VASA-Rig: Audio-Driven 3D Facial Animation with 'Live' Mood Dynamics in Virtual Reality

Ye Pan, Chang Liu, Sicheng Xu, Shuai Tan, Jiaolong Yang

Published: 01 Jan 2025, Last Modified: 17 May 2025IEEE Trans. Vis. Comput. Graph. 2025EveryoneRevisionsBibTeXCC BY-SA 4.0

Abstract: Audio-driven 3D facial animation is crucial for enhancing the metaverse's realism, immersion, and interactivity. While most existing methods focus on generating highly realistic and lively 2D talking head videos by leveraging extensive 2D video datasets these approaches work in pixel space and are not easily adaptable to 3D environments.

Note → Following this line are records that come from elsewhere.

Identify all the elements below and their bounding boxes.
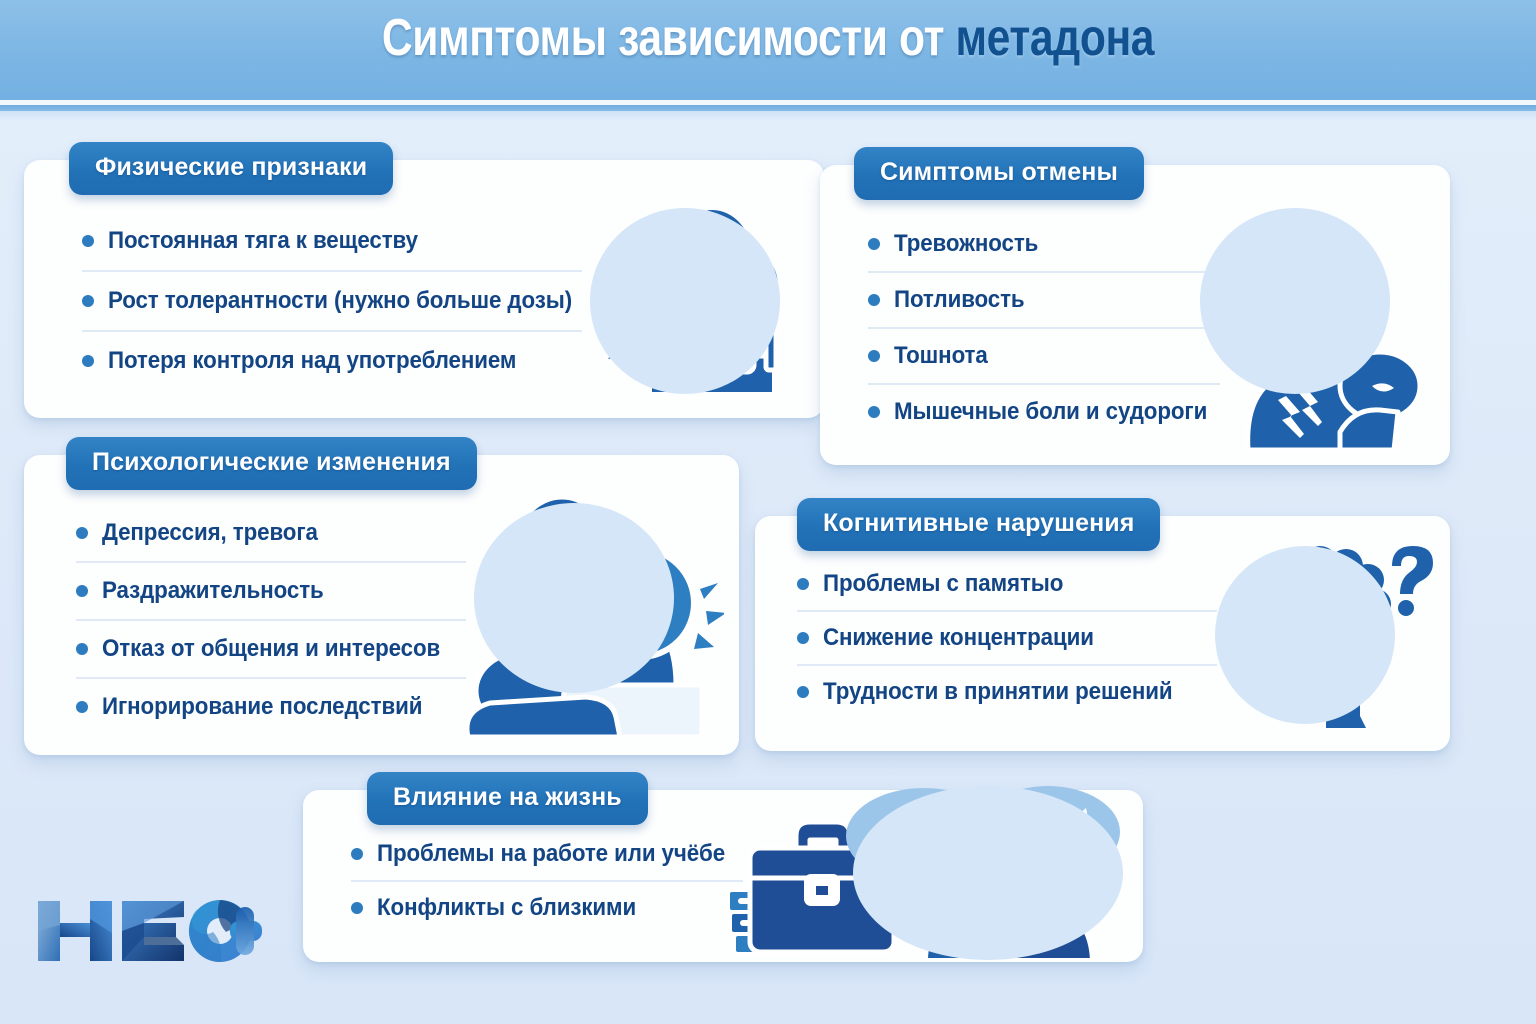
list-item-label: Депрессия, тревога [102,519,318,547]
list-item: Потливость [868,271,1220,327]
list-item: Трудности в принятии решений [797,664,1217,718]
list-withdrawal-symptoms: Тревожность Потливость Тошнота Мышечные … [868,217,1220,439]
header-divider-fade [0,111,1536,121]
list-item: Депрессия, тревога [76,505,466,561]
bullet-dot-icon [797,578,809,590]
list-item-label: Проблемы на работе или учёбе [377,840,725,868]
stressed-person-syringe-icon [576,192,806,407]
list-item: Снижение концентрации [797,610,1217,664]
page-title-accent: метадона [956,9,1155,67]
bullet-dot-icon [82,355,94,367]
icon-backdrop [474,503,674,693]
list-item-label: Раздражительность [102,577,324,605]
card-title-life-impact: Влияние на жизнь [367,772,648,825]
neo-plus-logo-glyph [34,893,264,969]
bullet-dot-icon [76,701,88,713]
briefcase-books-conflict-icon [728,780,1128,960]
card-psychological-changes: Депрессия, тревога Раздражительность Отк… [24,455,739,755]
list-item-label: Отказ от общения и интересов [102,635,440,663]
list-cognitive-impairment: Проблемы с памятыо Снижение концентрации… [797,558,1217,718]
bullet-dot-icon [797,632,809,644]
list-item: Рост толерантности (нужно больше дозы) [82,270,582,330]
header-band: Симптомы зависимости от метадона [0,0,1536,100]
bullet-dot-icon [82,235,94,247]
card-cognitive-impairment: Проблемы с памятыо Снижение концентрации… [755,516,1450,751]
icon-backdrop [1215,546,1395,724]
list-item-label: Игнорирование последствий [102,693,422,721]
list-item: Конфликты с близкими [351,880,743,934]
card-title-cognitive-impairment: Когнитивные нарушения [797,498,1160,551]
list-item: Проблемы с памятыо [797,558,1217,610]
list-item-label: Потеря контроля над употреблением [108,347,516,375]
bullet-dot-icon [868,350,880,362]
bullet-dot-icon [76,585,88,597]
card-title-physical-signs: Физические признаки [69,142,393,195]
card-life-impact: Проблемы на работе или учёбе Конфликты с… [303,790,1143,962]
bullet-dot-icon [76,643,88,655]
card-withdrawal-symptoms: Тревожность Потливость Тошнота Мышечные … [820,165,1450,465]
list-item-label: Тревожность [894,230,1038,258]
bullet-dot-icon [82,295,94,307]
list-item-label: Проблемы с памятыо [823,570,1063,598]
sweating-person-cramps-icon [1190,200,1440,455]
list-item-label: Трудности в принятии решений [823,678,1172,706]
list-item: Тревожность [868,217,1220,271]
list-item: Раздражительность [76,561,466,619]
list-item: Постоянная тяга к веществу [82,212,582,270]
list-item-label: Мышечные боли и судороги [894,398,1207,426]
icon-backdrop [590,208,780,394]
list-item: Проблемы на работе или учёбе [351,828,743,880]
list-item-label: Конфликты с близкими [377,894,636,922]
list-item: Отказ от общения и интересов [76,619,466,677]
page-title: Симптомы зависимости от метадона [138,8,1398,68]
list-physical-signs: Постоянная тяга к веществу Рост толерант… [82,212,582,390]
sad-angry-faces-icon [444,485,724,737]
list-item-label: Тошнота [894,342,988,370]
bullet-dot-icon [351,902,363,914]
bullet-dot-icon [868,238,880,250]
head-brain-question-icon [1210,538,1435,733]
list-psychological-changes: Депрессия, тревога Раздражительность Отк… [76,505,466,735]
card-title-withdrawal-symptoms: Симптомы отмены [854,147,1144,200]
list-item-label: Постоянная тяга к веществу [108,227,418,255]
bullet-dot-icon [797,686,809,698]
icon-backdrop [853,786,1123,960]
list-item: Мышечные боли и судороги [868,383,1220,439]
card-title-psychological-changes: Психологические изменения [66,437,477,490]
card-physical-signs: Постоянная тяга к веществу Рост толерант… [24,160,824,418]
bullet-dot-icon [868,294,880,306]
list-item-label: Рост толерантности (нужно больше дозы) [108,287,572,315]
neo-plus-logo [34,893,264,969]
list-item: Игнорирование последствий [76,677,466,735]
bullet-dot-icon [76,527,88,539]
page-title-plain: Симптомы зависимости от [382,9,956,67]
list-item: Тошнота [868,327,1220,383]
list-item-label: Снижение концентрации [823,624,1094,652]
bullet-dot-icon [351,848,363,860]
list-item-label: Потливость [894,286,1025,314]
infographic-page: Симптомы зависимости от метадона Постоян… [0,0,1536,1024]
icon-backdrop [1200,208,1390,394]
bullet-dot-icon [868,406,880,418]
list-life-impact: Проблемы на работе или учёбе Конфликты с… [351,828,743,934]
list-item: Потеря контроля над употреблением [82,330,582,390]
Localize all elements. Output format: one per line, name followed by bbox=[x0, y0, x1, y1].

We present VASA-Rig, which has achieved a significant advancement in the realism of lip-audio synchronization, facial dynamics, and head movements. In particular, we introduce a novel rig parameter-based emotional talking face dataset and propose the Latents2Rig model, which facilitates the transformation of 2D facial animations into 3D. Unlike mesh-based models, VASA-Rig outputs rig parameters, instantiated in this paper as 174 Metahuman rig parameters, making it more suitable for integration into industry-standard pipelines. Extensive experimental results demonstrate that our approach significantly outperforms existing state-of-the-art methods in terms of both realism and accuracy.